Accordingly, in order to improve the reliability and print quality of an inkjet printhead, it is necessary to subject a surface of a printhead to an anti-wetting treatment. As a coating for the anti-wetting treatment, a metal such as gold (Au), palladium (Pd) or tantalum (Ta) has been typically used. However, such a metal having a contact angle of less than 90xc2x0 cannot be suitably used as a coating for an inkjet printhead that is required to have a high anti-wetting property.
In an effort to solve the above problems, it is a feature of an embodiment of the present invention to provide a bubble-jet type inkjet printhead having a hemispherical ink chamber and an anti-wetting film exhibiting good characteristics while satisfying general requirements of a printhead.

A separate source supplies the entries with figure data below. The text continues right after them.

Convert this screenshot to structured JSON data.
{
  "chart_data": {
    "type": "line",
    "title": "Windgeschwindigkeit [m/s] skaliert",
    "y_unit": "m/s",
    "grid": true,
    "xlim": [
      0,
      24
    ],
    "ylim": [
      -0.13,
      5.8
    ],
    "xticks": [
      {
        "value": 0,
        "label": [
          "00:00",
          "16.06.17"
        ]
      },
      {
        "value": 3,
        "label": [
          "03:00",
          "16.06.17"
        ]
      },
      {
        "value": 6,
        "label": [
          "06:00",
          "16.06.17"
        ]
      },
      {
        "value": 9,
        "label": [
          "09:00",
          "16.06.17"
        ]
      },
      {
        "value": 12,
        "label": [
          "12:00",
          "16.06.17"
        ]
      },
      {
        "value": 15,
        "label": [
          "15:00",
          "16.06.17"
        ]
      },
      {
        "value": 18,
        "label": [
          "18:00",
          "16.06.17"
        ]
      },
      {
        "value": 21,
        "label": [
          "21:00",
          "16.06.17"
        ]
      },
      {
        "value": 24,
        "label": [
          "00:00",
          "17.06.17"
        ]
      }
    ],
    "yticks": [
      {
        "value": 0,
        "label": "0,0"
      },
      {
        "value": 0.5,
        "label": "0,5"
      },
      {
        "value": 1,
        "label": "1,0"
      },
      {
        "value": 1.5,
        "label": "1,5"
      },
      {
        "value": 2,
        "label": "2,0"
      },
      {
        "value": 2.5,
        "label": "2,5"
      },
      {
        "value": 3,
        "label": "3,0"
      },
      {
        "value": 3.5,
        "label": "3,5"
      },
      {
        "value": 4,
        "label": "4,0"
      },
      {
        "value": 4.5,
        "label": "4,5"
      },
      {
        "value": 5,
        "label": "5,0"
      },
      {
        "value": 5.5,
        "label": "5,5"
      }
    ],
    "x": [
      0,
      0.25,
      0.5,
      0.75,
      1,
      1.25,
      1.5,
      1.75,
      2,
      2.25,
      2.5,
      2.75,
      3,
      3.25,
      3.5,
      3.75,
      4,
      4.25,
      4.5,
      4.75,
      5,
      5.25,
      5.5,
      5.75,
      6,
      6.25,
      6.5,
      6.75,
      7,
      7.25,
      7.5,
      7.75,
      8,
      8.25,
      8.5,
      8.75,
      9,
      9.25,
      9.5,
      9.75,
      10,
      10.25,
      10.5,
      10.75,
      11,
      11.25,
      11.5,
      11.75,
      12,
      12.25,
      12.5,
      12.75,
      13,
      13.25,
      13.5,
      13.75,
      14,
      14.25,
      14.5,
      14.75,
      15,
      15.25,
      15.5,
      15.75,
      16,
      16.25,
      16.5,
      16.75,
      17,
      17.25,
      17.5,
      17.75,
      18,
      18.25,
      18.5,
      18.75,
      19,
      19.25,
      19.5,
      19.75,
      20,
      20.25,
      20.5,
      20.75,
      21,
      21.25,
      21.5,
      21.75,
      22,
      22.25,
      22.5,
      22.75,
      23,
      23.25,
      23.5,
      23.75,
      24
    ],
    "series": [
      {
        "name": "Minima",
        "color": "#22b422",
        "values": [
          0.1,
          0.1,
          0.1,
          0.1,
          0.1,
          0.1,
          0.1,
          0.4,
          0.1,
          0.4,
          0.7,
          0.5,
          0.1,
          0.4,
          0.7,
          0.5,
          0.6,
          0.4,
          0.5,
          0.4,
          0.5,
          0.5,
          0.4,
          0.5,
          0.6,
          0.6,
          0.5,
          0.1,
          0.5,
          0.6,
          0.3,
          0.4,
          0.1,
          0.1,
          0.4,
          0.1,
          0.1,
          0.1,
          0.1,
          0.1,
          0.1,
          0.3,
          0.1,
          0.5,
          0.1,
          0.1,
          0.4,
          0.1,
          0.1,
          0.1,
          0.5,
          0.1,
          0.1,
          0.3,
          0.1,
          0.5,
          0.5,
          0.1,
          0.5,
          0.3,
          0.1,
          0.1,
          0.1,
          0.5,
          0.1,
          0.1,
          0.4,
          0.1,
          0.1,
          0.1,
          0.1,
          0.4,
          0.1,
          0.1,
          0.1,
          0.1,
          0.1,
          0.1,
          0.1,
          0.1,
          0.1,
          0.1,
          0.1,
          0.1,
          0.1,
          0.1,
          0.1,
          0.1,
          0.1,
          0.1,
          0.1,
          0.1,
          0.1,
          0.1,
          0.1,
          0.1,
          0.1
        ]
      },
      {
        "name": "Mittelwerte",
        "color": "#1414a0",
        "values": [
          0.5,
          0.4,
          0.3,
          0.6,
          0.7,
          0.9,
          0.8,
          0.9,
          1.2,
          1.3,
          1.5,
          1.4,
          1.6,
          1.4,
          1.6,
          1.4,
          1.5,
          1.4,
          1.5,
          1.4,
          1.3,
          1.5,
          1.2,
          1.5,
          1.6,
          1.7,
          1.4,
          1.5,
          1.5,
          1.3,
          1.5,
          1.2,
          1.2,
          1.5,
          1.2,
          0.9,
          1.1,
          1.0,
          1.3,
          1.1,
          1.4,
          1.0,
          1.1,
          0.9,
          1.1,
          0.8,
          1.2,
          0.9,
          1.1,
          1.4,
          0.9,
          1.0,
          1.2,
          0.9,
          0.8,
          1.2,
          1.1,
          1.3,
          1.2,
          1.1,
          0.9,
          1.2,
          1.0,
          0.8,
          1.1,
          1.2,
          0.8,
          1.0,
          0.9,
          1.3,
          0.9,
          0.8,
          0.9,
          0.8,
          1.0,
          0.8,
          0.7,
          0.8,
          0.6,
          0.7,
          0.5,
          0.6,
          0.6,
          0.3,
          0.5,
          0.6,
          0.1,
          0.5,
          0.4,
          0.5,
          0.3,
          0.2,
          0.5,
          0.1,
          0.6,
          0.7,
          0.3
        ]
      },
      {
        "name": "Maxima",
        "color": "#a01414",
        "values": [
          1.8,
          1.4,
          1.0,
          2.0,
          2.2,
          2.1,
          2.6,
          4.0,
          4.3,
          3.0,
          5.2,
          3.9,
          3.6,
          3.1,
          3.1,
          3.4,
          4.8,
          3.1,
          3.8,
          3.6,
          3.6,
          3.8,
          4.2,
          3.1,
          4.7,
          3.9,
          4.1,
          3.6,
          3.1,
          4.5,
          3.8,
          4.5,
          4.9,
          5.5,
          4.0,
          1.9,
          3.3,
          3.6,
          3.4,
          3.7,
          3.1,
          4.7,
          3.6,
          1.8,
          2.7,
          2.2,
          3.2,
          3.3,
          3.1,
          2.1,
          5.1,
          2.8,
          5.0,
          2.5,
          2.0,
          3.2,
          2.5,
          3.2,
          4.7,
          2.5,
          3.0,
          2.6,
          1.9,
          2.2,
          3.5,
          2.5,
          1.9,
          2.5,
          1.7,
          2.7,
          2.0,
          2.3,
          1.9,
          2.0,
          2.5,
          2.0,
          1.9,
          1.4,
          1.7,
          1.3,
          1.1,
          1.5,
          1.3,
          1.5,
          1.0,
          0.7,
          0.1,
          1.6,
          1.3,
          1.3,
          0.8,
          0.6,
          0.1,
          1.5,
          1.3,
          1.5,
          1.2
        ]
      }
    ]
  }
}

To provide the above feature, the present invention provides a bubble-jet type inkjet printhead including a substrate, in which a manifold for supplying ink, an ink chamber having a substantially hemispherical shape and filled with ink to be ejected, and an ink channel for supplying ink from the manifold to the ink chamber, are incorporated, a nozzle plate, formed on the substrate, having a nozzle, through which ink is ejected, the nozzle formed at a location corresponding to the center of the ink chamber, a heater provided on the nozzle plate and surrounding the nozzle, and electrodes provided on the nozzle plate and electrically connected to the heater to supply pulse current to the heater, wherein an anti-wetting coating including a perfluorinated alkene compound on at least a surface around the nozzle is formed on an exposed surface of the printhead.
Preferably, the perfluorinated alkene compound as an anti-wetting compound is perfluorobutene. Also preferably, the anti-wetting coating is deposited by RF glow discharge and can be removed by O2 plasma.
Since an anti-wetting film having a perfluorinated alkene compound provided on the outer surface around a nozzle has a relatively large contact angle, ink ejection can be made in a more stable manner and more accurately. Thus, the reliability and print quality of the inkjet printhead can be improved.
Additionally, an insulation layer may be preferably formed on the nozzle plate where the heater is formed, and the electrodes are preferably formed on the insulation layer. Further, a passivation layer is preferably formed over the electrodes and the insulation layer, and the anti-wetting coating is preferably formed on the passivation layer.
The manifold may be formed on a bottom side of the substrate, and the ink channel may be formed on a bottom of the ink chamber to be in flow communication with the manifold.
Further, a nozzle guide extending downward in the depth direction of the ink chamber may be formed at an edge of the nozzle.
The heater is preferably annular-shaped, with the electrodes connected to opposite locations of the heater on the diameter thereof. Alternatively, the heater may be formed in the shape of the Greek letter omega and the electrodes are connected to both ends of the heater.